5. Envolverle. ¿Conoces la técnica del Swaddling? Se trata de envolver al bebé para que se sienta igual que cuando estaba dentro del vientre materno. Pero ten cuidado: igual que muchos bebés se sienten felices en esta posición y ayuda a relajarles, a muchos otros les incomoda.

6. Cambia tu alimentación. Cierto que esta no es una medida directa, pero sí indirecta. Muchos estudios confirman que en algunos casos los cólicos del lactante pueden ser síntomas de alguna intolerancia alimentaria. Si se alimenta de leche materna, puede que sea algún alimento que consume su madre de forma reiterada. Prueba a eliminar durante unos días la lactosa de tu dieta, los huevos, la harina de trigo o los frutos secos, algunos de los alimentos 'sospechosos'. 

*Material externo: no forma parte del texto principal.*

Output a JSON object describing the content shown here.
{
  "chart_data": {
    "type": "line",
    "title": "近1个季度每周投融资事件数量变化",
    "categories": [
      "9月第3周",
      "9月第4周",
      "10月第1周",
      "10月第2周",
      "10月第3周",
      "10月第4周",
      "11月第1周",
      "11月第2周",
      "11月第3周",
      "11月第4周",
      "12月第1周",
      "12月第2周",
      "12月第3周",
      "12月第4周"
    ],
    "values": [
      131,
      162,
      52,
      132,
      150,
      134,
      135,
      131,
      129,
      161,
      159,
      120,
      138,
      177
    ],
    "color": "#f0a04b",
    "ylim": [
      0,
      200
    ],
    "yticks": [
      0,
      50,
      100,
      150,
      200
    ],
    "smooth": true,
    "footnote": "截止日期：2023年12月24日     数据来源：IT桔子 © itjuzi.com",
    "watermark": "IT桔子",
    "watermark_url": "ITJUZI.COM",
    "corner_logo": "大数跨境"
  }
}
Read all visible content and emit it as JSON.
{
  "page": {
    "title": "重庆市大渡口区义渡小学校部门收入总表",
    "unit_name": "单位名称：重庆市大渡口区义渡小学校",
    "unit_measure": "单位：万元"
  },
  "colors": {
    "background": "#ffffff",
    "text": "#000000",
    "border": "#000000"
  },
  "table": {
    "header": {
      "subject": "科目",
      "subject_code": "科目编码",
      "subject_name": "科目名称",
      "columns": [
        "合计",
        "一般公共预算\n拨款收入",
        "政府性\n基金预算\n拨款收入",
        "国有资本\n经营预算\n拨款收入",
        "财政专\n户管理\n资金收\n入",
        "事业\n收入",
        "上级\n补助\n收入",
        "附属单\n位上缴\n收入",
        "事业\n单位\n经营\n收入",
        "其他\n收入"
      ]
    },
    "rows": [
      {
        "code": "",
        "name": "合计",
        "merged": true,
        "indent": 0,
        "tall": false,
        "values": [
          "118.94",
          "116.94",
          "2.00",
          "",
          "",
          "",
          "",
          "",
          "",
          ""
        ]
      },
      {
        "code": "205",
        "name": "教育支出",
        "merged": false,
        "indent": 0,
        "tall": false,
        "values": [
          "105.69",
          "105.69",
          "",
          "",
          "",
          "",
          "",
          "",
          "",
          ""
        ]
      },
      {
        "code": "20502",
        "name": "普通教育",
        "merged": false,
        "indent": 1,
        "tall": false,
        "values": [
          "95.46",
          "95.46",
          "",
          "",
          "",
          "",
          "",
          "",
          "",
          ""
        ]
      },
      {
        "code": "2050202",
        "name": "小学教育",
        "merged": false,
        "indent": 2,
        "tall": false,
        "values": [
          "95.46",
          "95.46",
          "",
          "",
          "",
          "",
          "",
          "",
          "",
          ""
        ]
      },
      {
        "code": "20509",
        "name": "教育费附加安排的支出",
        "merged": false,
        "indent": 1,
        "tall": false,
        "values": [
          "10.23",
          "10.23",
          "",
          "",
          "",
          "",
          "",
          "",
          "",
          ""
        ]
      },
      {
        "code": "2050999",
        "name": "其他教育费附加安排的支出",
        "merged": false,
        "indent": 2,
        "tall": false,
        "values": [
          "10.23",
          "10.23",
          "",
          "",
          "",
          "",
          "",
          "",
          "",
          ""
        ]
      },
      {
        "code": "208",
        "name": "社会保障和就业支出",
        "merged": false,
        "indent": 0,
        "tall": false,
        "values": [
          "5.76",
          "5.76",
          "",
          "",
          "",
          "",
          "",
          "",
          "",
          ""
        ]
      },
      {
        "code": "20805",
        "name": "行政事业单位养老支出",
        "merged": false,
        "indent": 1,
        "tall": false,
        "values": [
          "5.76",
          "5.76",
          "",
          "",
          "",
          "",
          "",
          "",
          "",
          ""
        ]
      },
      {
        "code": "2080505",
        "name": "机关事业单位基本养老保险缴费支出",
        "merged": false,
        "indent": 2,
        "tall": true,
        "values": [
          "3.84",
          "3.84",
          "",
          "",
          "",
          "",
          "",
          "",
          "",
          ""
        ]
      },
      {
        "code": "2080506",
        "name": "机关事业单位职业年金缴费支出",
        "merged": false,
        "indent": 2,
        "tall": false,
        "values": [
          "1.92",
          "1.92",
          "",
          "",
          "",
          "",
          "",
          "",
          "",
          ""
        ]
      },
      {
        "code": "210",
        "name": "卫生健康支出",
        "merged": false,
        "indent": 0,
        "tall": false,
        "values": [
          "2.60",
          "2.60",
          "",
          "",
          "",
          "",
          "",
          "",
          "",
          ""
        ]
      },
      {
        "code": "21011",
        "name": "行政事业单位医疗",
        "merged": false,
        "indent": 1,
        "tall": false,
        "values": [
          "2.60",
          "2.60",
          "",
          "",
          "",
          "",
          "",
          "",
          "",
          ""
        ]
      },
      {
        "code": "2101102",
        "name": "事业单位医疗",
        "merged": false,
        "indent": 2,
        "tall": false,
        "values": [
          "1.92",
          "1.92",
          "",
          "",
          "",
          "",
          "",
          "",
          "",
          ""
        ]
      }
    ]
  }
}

7. Piel con piel. Aunque no existe demostración científica, muchos padres aseguran que un remedio contra el cólico del lactante es colocarle desnudo contra la piel desnuda de su madre o su padre. Es decir, el piel con piel. Tal vez sea por el calor que desprende el cuerpo, por el sonido rítmico del corazón... el caso es que a muchos recién nacidos esta postura les resulta muy reconfortante.

8. El cubo-bañera. Existe una bañera para bebés que les ayuda a adquirir una postura con las piernas flexionadas, lo que puede aliviar un poco el dolor de los cólicos del lactante. Como en todo, funciona con algunos bebés. Con otro, no.

9. Ofrecer el pecho. Aunque los cólicos del lactante no tengan nada que ver con el hambre, a muchos bebés les reconforta poder mamar en el momento del dolor intenso de los cólicos. Comprueba si tu hijo se calma al alimentarse justo cuando empiezan los dolores.

10. Una tisana. En el caso de bebés que no se alimentan de pecho materno, sino de biberón, existe la posibilidad de ofrecerle una tisana o manzanilla, que es inocua y tiene efectos calmantes. 

11. Música relajante o ruido blanco. Aunque pienses que en ese momento tu bebé no atiende a estímulos externos, sí puede estar receptivo a los sonidos. Háblale con suavidad y utiliza sonidos relajantes, como el sonido del mar, de la naturaleza, o del latido rítmico de un corazón. Otros bebés sin embargo, prefieren el sonido blanco, el ruido constante y monótono, como el sonido del secador o el de la lavadora.